Qiu Lin Testing, Cross-Checking, and Falsifying: the Indispensability of Counterfactual Reasoning in Scientific Research

This paper examines counterfactual reasoning employed in science to eliminate false hypotheses. In 1895, Simon Newcomb proposed a change for the exponent of the inverse-square law in order to account for the anomaly of Mercury’s perihelion. This modification posed a fundamental challenge to the Newtonian theory of gravity. Later, Ernest Brown provided strong evidence against Newcomb’s proposal by showing, via counterfactual reasoning, that it would disturb values of the Moon. I argue that counterfactual reasoning is a powerful cross-checking instrument whereby hypotheses can be evaluated on two aspects: whether they are compatible with the established results and the accepted theory.

Robbie van Aert and Marcel van Assen Estimating replicability of science by taking statistical significance into account

Consider the following common situation in science nowadays: A researcher reads about a significant effect and replicates it. As a result, the researcher has two effect size estimates, and his/her key objective is to evaluate effect size based on these two study outcomes. This objective is particularly challenging if the replication’s effect size is small and not significant. We developed the snapshot hybrid method that does take into account statistical significance of the original study.
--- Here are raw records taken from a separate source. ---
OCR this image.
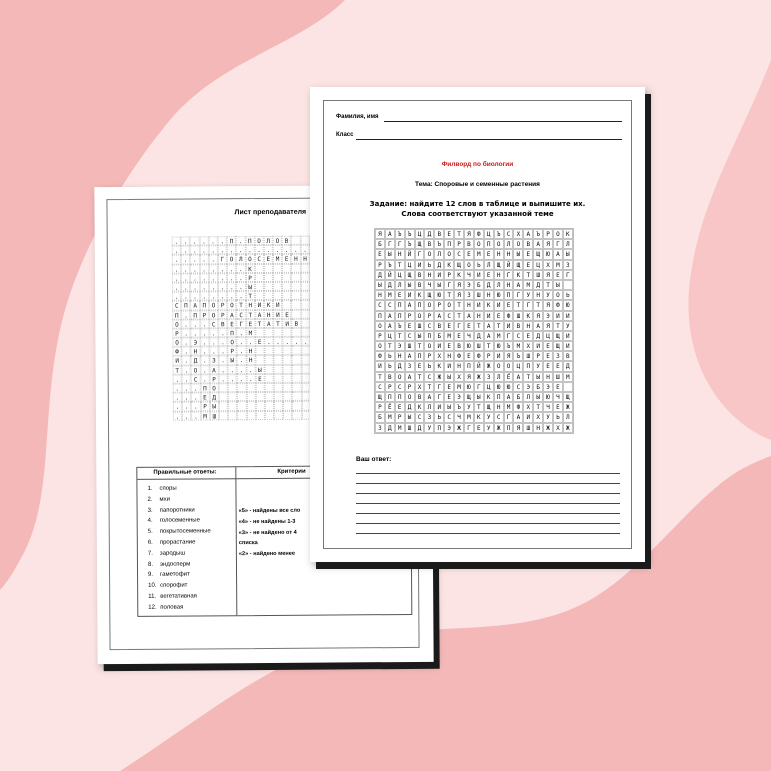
Лист преподавателя
. . . . . . П . П О Л О В
. . . . . . . . . . . . . . .
. . . . . Г О Л О С Е М Е Н Н
. . . . . . . . К
. . . . . . . . Р
. . . . . . . . Ы
. . . . . . . . Т
С П А П О Р О Т Н И К И
П . П Р О Р А С Т А Н И Е
О . . . С В Е Г Е Т А Т И В
Р . . . . . П . М
О . Э . . . О . . Е . . . . .
Ф . Н . . . Р . Н
И . Д . З . Ы . Н
Т . О . А . . . . Ы
. . С . Р . . . . Е
. . . П О
. . . Е Д
. . . Р Ы
. . . М Ш
Правильные ответы:	Критерии
1. споры
2. мхи
3. папоротники
4. голосеменные
5. покрытосеменные
6. прорастание
7. зародыш
8. эндосперм
9. гаметофит
10. спорофит
11. вегетативная
12. половая
«5» - найдены все сло
«4» - не найдены 1-3
«3» - не найдено от 4
списка
«2» - найдено менее
Фамилия, имя
Класс
Филворд по биологии
Тема: Споровые и семенные растения
Задание: найдите 12 слов в таблице и выпишите их.
Слова соответствуют указанной теме
Я	А	Ъ	Ъ	Ц	Д	В	Е	Т	Я	Ф	Ц	Ъ	С	Х	А	Ъ	Р	О	К
Б	Г	Г	Ъ	Щ	В	Ъ	П	Р	В	О	П	О	Л	О	В	А	Я	Г	Л
Е	Ы	Н	Й	Г	О	Л	О	С	Е	М	Е	Н	Н	Ы	Е	Щ	Ю	А	Ы
Р	Ъ	Т	Ц	И	Ь	Д	К	Щ	О	Ь	Л	Щ	Й	Щ	Е	Ц	Х	М	З
Д	Й	Ц	Щ	В	Н	И	Р	К	Ч	И	Е	Н	Г	К	Т	Ш	Я	Е	Г
Ы	Д	Л	Ы	В	Ч	Ы	Г	Я	Э	Б	Д	Л	Н	А	М	Д	Т	Ы
Н	М	Е	И	К	Щ	Ю	Т	Я	З	Ш	Н	Ю	П	Г	У	Н	У	О	Ь
С	С	П	А	П	О	Р	О	Т	Н	И	К	И	Е	Т	Г	Т	Я	Ф	Ю
П	А	П	Р	О	Р	А	С	Т	А	Н	И	Е	Ф	Ш	К	Я	Э	И	И
О	А	Ъ	Е	Ш	С	В	Е	Г	Е	Т	А	Т	И	В	Н	А	Я	Т	У
Р	Ц	Т	С	Ы	П	Б	М	Е	Ч	Д	А	М	Г	С	Е	Д	Ц	Щ	И
О	Т	Э	Ш	Т	О	И	Е	В	Ю	Ш	Т	Ю	Ъ	М	Х	И	Е	Щ	И
Ф	Ь	Н	А	П	Р	Х	Н	Ф	Е	Ф	Р	И	Я	Ъ	Ш	Р	Е	З	В
И	Ь	Д	З	Е	Ь	К	И	Н	П	Й	Ж	О	О	Ц	П	У	Е	Е	Д
Т	В	О	А	Т	С	Ж	Ы	Х	Я	Ж	З	Л	Ё	А	Т	Ы	Н	Ш	М
С	Р	С	Р	Х	Т	Г	Е	М	Ю	Г	Ц	Ю	Ю	С	Э	Б	Э	Е
Щ	П	П	О	В	А	Г	Е	Э	Щ	Ы	К	П	А	Б	Л	Ы	Ю	Ч	Щ
Р	Ё	Е	Д	К	Л	И	Ы	Ъ	У	Т	Щ	Н	М	Ф	Х	Т	Ч	Е	Ж
Б	М	Р	Ы	С	З	Ь	С	Ч	М	К	У	С	Г	А	И	Х	У	Ь	Л
З	Д	М	Ш	Д	У	П	Э	Ж	Г	Е	У	Ж	П	Я	Ш	Н	Ж	Х	Ж
Ваш ответ:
This method quantifies the amount of evidence in favor of a zero, small, medium, or large underlying true effect size by computing posterior model probabilities.

Sebastian Schuol Misleading debate – incidental findings in genomic research

Prospective oriented bioethical debates often lack empirical knowledge as reported in (Schuol et al. 2015): Since every genome contains potentially disease-causing alterations that may be detected during genomic analyses to investigate a specific condition these incidental findings (IF) are subject of intense ethical debate. Our empirical analysis show that frequency of IFs is almost zero. In contrast to imaging methods one cannot „see“ genomic IFs. Handling of genomic data request filters and these prevent from IFs. Two years after publication and presenting these findings the debate is still intense. What are the mechanisms behind and how can misleading debates prevented?

Tomasz Żuradzki The conceptualization of vaccination refusals: between science denial and violation of rational choice

Vaccination refusals seem to be clear examples of science denial. Nevertheless, some countries offer non-medical exemptions from mandatory vaccination. It is surprising, because these kinds of exceptions are usually limited to value disagreements (e.g. about the moral status of human fetuses), but are not accepted in cases of science denial (e.g. objections to teaching evolution or climate change in schools). In my presentation I want to show that there are no good reasons to assume that anyone should be allowed to refuse “to vaccinate their dependants on conscientious grounds”, as some authors assume.